There seems to be more of these cases now than ever. Don’t people learn from the mistakes of others? I’ll leave the analysis of that to psychologists and information analysts, but the fact is that using celebrities and other intellectual property without paying, happens. Often. It might seem that using a famous face or name without permission on a Web site as part of your new viral marketing campaign is cool, clever, and groundbreaking, but despite all of the new media jargon that makes it sound very acceptable, it isn’t.
When the celebrity actor, singer or writer sitting at home sees their names, photos or work being used without permission or compensation, they feel violated. Just like you or I would feel. They call their attorney and the grief begins.
I expect that more, rather than fewer, of these unauthorized uses and subsequent lawsuits will take place in the coming years. Logic would dictate otherwise because advertisers are more sophisticated by the day. But reality isn’t logical.

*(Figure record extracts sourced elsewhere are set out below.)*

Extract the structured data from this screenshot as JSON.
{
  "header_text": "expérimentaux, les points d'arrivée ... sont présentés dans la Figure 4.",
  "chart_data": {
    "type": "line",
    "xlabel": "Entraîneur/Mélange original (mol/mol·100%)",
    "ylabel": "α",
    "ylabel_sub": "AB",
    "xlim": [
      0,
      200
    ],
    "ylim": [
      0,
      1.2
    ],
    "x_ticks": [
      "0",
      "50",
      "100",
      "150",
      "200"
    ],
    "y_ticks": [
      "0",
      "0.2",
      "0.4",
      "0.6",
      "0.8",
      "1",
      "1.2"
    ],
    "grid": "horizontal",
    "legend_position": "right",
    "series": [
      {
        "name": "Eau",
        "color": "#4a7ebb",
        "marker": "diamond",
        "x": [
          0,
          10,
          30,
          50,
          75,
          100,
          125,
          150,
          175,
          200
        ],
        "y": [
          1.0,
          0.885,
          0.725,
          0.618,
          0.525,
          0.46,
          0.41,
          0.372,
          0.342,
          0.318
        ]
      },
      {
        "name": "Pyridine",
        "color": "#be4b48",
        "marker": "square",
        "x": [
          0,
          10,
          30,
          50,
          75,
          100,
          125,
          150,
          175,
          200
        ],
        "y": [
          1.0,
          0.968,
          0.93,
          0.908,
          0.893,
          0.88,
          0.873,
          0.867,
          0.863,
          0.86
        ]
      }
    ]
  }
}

So, why do these unauthorized uses occur? Here’s the top 10 reasons:
1. “I didn’t know it was illegal.”
2. “The person is a public figure and it was just a news photo.”
3. “The celeb should be pleased we are giving her new TV show all this free advertising.”
4. “Hey, we are the largest [your industry here] company in the world. He should be thrilled to be identified with us.”
5. “Our attorney said it would be OK. At least, that’s what I thought he meant when he said, ‘It’s a gray area.'”
6. “This creative is so hot. Talent’s gonna love it.”
7. “It was just a minor use; that doesn’t count, does it?”
8. “All we did was state a fact about the star, it’s not like we said she uses the product.”
9. “Gee, you mean people really get paid millions for the use of just their name?”
10. “We were just complimenting the star. It was an ‘homage.”